Though a properly installed VPN can prevent some of the performance issues associated with supporting multiple protocols and data transmission mediums, VPNs are only as fast as the slowest Internet connection between the two endpoints. In addition, most IP applications were designed for low-latency and high reliability network environments. This means that network performance issues will become more pronounced with the increasing use of real-time and interactive applications. While some applications can be reprogrammed or reconfigured to work with increased latency, getting this workaround to work with some applications can be challenging, if not impossible.

Similarly, it might be difficult to get VPN solutions from different providers to work with each other due to the different standards and protocols that may be in use. This should become less of an issue as service providers adopt more generally accepted standards and the industry becomes more mature.


VPNs often use multiple network topologies, protocols, network hardware equipment and service providers to establish a single VPN tunnel.

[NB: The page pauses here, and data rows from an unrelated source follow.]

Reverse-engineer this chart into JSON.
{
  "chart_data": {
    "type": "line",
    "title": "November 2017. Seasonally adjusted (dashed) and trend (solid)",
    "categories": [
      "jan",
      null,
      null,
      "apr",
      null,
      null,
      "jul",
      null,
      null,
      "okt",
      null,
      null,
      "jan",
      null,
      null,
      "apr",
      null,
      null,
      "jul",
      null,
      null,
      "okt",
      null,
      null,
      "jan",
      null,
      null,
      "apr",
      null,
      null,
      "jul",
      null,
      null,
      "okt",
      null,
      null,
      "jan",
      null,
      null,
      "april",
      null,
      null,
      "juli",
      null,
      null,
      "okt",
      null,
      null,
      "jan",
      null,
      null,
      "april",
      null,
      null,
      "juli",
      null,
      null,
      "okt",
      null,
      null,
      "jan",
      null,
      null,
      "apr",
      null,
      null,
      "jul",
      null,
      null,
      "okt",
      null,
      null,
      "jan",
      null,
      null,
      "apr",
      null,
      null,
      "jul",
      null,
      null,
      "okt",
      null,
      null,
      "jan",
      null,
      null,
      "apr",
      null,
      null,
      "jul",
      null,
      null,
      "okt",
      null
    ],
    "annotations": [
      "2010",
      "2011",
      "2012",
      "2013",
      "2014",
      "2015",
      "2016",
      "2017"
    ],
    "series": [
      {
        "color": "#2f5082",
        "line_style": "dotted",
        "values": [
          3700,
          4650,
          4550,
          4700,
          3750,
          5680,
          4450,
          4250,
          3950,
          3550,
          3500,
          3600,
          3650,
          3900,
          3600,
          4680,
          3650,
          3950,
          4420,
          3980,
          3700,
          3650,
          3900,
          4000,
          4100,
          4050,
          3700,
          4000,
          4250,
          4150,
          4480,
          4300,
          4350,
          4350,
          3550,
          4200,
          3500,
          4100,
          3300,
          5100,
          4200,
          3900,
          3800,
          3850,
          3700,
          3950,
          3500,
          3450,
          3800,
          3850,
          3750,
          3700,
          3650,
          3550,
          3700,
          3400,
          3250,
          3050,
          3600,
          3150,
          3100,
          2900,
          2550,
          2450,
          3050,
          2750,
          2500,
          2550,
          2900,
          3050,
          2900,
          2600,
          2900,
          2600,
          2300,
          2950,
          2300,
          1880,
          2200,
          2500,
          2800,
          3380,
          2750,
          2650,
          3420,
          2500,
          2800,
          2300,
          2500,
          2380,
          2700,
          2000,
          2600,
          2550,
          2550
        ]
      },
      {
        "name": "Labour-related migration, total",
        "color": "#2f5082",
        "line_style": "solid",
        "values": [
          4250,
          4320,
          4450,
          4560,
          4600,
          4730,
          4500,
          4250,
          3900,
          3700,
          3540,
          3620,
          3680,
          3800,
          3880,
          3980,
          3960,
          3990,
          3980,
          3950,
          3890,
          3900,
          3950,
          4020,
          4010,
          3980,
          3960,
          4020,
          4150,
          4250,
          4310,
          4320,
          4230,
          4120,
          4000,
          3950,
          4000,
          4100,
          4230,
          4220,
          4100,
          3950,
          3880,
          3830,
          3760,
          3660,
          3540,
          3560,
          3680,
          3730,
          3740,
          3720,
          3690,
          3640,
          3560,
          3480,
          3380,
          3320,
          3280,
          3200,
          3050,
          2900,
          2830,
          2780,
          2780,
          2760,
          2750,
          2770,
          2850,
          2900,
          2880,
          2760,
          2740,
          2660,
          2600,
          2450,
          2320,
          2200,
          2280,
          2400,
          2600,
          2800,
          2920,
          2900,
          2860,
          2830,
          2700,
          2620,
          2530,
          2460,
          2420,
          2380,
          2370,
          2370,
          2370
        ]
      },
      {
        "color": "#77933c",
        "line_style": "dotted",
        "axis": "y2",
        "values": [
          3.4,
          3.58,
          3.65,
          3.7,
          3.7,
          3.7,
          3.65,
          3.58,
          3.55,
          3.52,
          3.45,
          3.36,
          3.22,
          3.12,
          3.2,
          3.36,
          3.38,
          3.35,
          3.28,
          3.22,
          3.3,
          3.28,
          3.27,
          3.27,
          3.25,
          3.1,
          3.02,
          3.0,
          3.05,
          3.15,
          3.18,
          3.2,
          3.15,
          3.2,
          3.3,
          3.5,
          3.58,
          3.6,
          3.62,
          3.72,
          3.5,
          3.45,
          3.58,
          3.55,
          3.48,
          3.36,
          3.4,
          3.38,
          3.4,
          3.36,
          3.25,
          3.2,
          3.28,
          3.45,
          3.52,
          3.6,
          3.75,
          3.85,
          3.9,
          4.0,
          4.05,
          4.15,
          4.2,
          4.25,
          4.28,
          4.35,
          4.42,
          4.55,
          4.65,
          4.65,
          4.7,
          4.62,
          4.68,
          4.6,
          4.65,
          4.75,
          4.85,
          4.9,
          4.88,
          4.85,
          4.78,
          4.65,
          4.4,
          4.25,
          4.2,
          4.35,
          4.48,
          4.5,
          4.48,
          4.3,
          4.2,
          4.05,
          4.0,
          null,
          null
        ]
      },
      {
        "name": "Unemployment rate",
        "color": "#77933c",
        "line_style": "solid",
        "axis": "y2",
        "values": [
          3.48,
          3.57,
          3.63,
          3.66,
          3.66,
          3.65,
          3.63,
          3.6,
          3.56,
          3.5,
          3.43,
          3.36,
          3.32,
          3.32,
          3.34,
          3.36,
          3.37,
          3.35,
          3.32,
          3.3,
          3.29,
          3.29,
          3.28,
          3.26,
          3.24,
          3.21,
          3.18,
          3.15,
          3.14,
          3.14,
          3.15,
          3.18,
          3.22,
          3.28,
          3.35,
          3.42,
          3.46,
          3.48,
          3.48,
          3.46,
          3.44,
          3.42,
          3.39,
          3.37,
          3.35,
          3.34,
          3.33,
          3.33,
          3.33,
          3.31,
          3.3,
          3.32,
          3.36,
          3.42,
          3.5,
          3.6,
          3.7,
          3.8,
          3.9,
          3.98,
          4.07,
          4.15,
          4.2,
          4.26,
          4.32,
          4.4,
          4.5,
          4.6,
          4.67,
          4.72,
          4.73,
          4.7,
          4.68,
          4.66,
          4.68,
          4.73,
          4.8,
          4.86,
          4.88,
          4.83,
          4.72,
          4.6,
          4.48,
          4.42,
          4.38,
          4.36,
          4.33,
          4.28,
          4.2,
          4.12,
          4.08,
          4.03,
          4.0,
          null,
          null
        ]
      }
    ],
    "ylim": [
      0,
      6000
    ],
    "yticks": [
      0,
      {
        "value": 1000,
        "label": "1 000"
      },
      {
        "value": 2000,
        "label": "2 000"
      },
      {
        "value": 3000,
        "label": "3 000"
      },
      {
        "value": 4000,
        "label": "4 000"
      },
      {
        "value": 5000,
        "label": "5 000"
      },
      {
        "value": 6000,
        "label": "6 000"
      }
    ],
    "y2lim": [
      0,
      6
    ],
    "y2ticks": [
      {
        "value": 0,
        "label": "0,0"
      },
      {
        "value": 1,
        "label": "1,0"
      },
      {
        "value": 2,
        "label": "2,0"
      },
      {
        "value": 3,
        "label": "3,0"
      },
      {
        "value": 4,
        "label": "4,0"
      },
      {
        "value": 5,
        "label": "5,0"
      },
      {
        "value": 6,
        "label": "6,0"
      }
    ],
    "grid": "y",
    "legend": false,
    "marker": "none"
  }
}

Using several data services providers can make a network more robust, but at the same time, trying to get several network components to work well together can only create complexity, especially if most of these components weren’t designed to work together.

In order to get a VPN to work well, an enterprise might need to employ additional network specialists to configure and administrate the network or acquire additional equipment; all of which may make the VPN solution more costly to implement and maintain.


VPNs offer several advantages to an enterprise. However, there is no doubt that there can be some security, performance, complexity and cost issues if the VPN solution is not installed and managed properly. Fortunately, the pros and cons of VPN are skewed to the positive side.